For smoking cessation, the maximum premium reduction is 50% of the applicable premium paid by the employee based on the statutory limit added by PPACA. Other wellness programs that do not require achievement of a particular health status – such as attaining a certain BMI or cholesterol level – can be considered an “activity based wellness program.”
While there is no guidance specifically addressing a vaccinated status wellness program to date, it is important to review the HIPAA and PPACA regulations on wellness programs, which cover health status achievement-based wellness programs and “activity based wellness programs.” A vaccine reward wellness program could be argued to be an “activity based wellness program,” which is subject to a discount of no more than 30% of the applicable premium. So, an employer could offer employees a 50% reduction in premiums for achieving non-smoking status or a 30% reduction in premiums for proof of COVID-19 vaccination. The premium reduction is measured off of the total employer and employee premium for any level of coverage for the “activity based wellness program,” so if an employer pays $220 toward employee-only coverage and the employee pays $180 per month for employee-only coverage, then the discount is calculated off of a $400 employee-only total premium. For a non-smoking reward, this means a $200 per month per employee-only coverage with a 50% non-smoking reward limit and a $120 reward (30% of $400) for vaccination per employee. Please note that for an activity based wellness program, there are a number of other additional requirements that must be satisfied, including but not limited to inclusion of specific content in all materials discussing the wellness or vaccine incentive plan.
For activity-based rewards, the incentive can be based on the total cost of the benefit package for the employee and any dependents receiving coverage, but they are limited to 30%. Each program and how it is structured must be reviewed on its own merit. It is important to remember that these programs can also be subject to EEOC regulation and other laws governing the employment relationship.
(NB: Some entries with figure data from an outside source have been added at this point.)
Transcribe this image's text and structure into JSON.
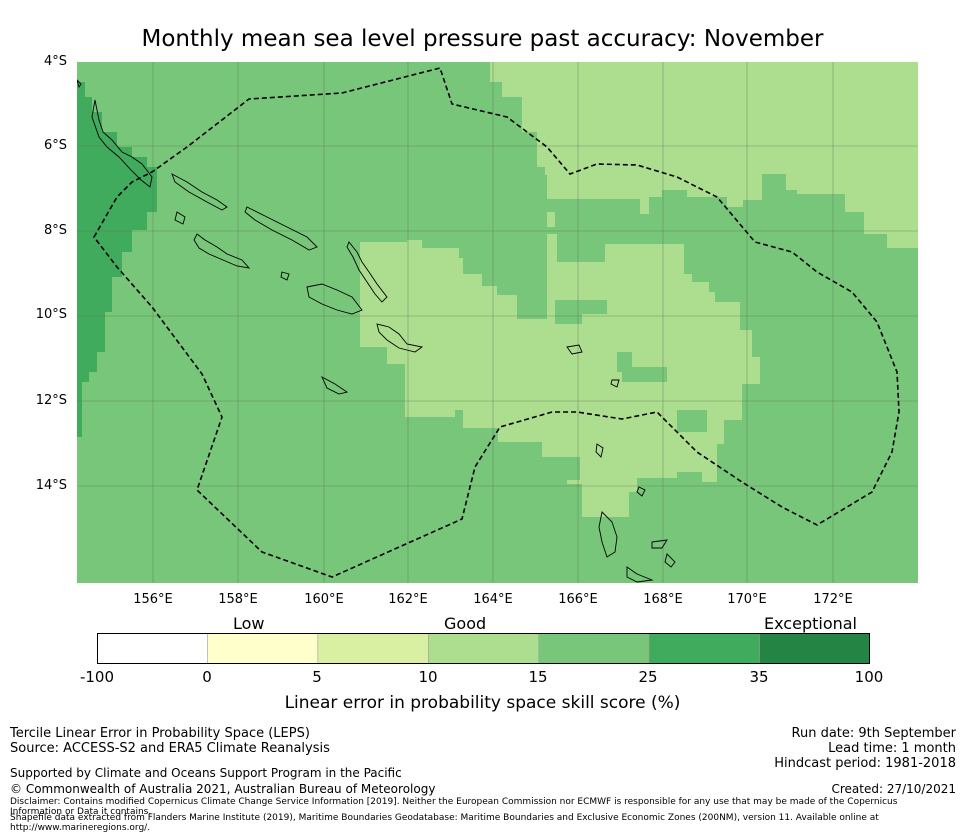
{
  "title": "Monthly mean sea level pressure past accuracy: November",
  "map": {
    "lat_labels": [
      "4°S",
      "6°S",
      "8°S",
      "10°S",
      "12°S",
      "14°S"
    ],
    "lon_labels": [
      "156°E",
      "158°E",
      "160°E",
      "162°E",
      "164°E",
      "166°E",
      "168°E",
      "170°E",
      "172°E"
    ],
    "boundary": "dashed line"
  },
  "colorbar": {
    "categories": [
      "Low",
      "Good",
      "Exceptional"
    ],
    "ticks": [
      "-100",
      "0",
      "5",
      "10",
      "15",
      "25",
      "35",
      "100"
    ],
    "colors": [
      "#ffffff",
      "#ffffcc",
      "#d9f0a3",
      "#addd8e",
      "#78c679",
      "#41ab5d",
      "#238443"
    ],
    "label": "Linear error in probability space skill score (%)"
  },
  "footer": {
    "left_line1": "Tercile Linear Error in Probability Space (LEPS)",
    "left_line2": "Source: ACCESS-S2 and ERA5 Climate Reanalysis",
    "support": "Supported by Climate and Oceans Support Program in the Pacific",
    "copyright": "© Commonwealth of Australia 2021, Australian Bureau of Meteorology",
    "disclaimer1": "Disclaimer: Contains modified Copernicus Climate Change Service Information [2019]. Neither the European Commission nor ECMWF is responsible for any use that may be made of the Copernicus Information or Data it contains.",
    "disclaimer2": "Shapefile data extracted from Flanders Marine Institute (2019), Maritime Boundaries Geodatabase: Maritime Boundaries and Exclusive Economic Zones (200NM), version 11. Available online at http://www.marineregions.org/.",
    "run_date": "Run date: 9th September",
    "lead_time": "Lead time: 1 month",
    "hindcast": "Hindcast period: 1981-2018",
    "created": "Created: 27/10/2021"
  }
}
At this time, the EEOC has not issued new wellness program regulations. The EEOC’s last regulations cast doubt on whether incentives can exceed 30% of the total premium for employee-only coverage, as they suggested this as too high of an incentive before a federal court struck the regulations. Employers will need to watch for any regulations that are issued and when those regulations become effective or applicable to employers. The EEOC’s regulations are noteworthy, as violation of EEOC limits has the potential to impact damages in an employment law discrimination suit (ADA, Title VII), while violation of the IRS limits under PPACA and HIPAA result in a per-person penalty per day as a tax.
Employers need to assess the notice requirements applicable to changing health plan benefits before implementing such changes. Employers also need to consider other restrictions, such as collective bargaining agreement restrictions and labor and employment laws, before making any such changes, as it is all an interrelated web.